According to reports Qualcomm hasn’t allowed anyone at Snapdragon Summit in Hawaii to do their own benchmarking tests. However the official benchmarking scores have been revealed using a device called the “Qualcomm Reference Design” (QRD). In the past these reference devices have performed pretty close to benchmarking tests on commercial devices.
Snapdragon snapping at Apple's heels
The QRD has a 6.65-inch AMOLED display (2340 x 1080) that runs at up to 144Hz, comes with 16GB of LPDDR5 RAM, 512GB of UFS 4.0 storage, a 4,192 mAh battery pack and runs on Android 14.
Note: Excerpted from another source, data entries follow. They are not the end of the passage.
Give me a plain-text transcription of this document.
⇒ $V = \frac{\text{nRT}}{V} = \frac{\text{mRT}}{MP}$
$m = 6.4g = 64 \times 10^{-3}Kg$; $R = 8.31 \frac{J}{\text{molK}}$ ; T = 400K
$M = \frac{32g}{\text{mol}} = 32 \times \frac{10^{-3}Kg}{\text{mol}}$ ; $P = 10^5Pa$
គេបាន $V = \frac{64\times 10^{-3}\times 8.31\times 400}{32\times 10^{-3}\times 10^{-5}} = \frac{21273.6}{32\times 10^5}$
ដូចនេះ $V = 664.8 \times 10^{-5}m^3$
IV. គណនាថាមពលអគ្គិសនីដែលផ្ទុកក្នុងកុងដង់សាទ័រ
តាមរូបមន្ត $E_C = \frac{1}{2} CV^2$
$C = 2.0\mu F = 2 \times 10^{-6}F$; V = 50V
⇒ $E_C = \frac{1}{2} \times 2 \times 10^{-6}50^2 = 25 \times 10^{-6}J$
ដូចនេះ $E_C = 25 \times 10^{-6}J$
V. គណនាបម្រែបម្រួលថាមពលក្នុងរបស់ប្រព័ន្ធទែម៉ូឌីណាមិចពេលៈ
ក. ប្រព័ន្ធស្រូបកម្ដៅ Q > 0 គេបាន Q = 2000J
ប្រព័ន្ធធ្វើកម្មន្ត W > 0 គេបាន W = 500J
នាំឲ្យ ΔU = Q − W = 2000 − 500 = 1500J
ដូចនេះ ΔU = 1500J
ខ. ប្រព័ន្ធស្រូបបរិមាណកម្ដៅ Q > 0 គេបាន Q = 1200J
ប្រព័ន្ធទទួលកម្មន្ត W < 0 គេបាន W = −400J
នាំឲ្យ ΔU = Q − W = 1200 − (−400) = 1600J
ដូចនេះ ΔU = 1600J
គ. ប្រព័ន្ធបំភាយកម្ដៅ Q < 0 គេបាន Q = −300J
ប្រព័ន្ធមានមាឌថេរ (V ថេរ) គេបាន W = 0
Single core scores on Geekbench 6.1 gave the Snapdragon 8 Gen 3 a single-core score of 2,329 and a multi-core score of 7,501 — which is very impressive. The Samsung Galaxy S23 Ultra, which has the overclocked Snapdragon 8 Gen 2 for Galaxy, previously achieved a 1,578 single-core score and a 5,081 multi-core score. Which is quite the leap.
Then there’s Apple’s A17 Pro, the first (and so far only) 3nm chipset available on a smartphone — whose design should offer a major performance advantage. In our testing single-core tests resulted in scores of 2,890 for the iPhone 15 Pro and 2,783 for the Pro Max. Multi-core testing saw both phones achieve respective scores of 7,194 and 6,945.
That means, on Qualcomm’s idealized device at least, the Snapdragon 8 Gen 3 falls behind the A17 Pro on single-core testing, but manages to exceed it in multi-core testing. As for Graphics, the QRD came out with a score of 19,114 on 3DMark Wild Life and 5,338 on 3D Mark Wild Life Extreme. The iPhone 15 Pro managed to get 15,747 and 3,623 in the same testing, closely followed by the Pro Max’s 15,339 and 3,481.
How all this performance will translate to performance in a real world device is unclear, but it does show Qualcomm has made some serious progress in catching up to Apple. We’re just going to have to wait until devices start being released with the Gen 3 chip and do our own testing for a more detailed look at the chip’s performance boost.
Needless to say, if these scores are indicative of what the standard Snapdragon 8 Gen 3 can accomplish, I’ll be very interested to see how much better the rumored Galaxy variant will perform. We should be seeing the Galaxy S24 series unveiled sometime around mid-January.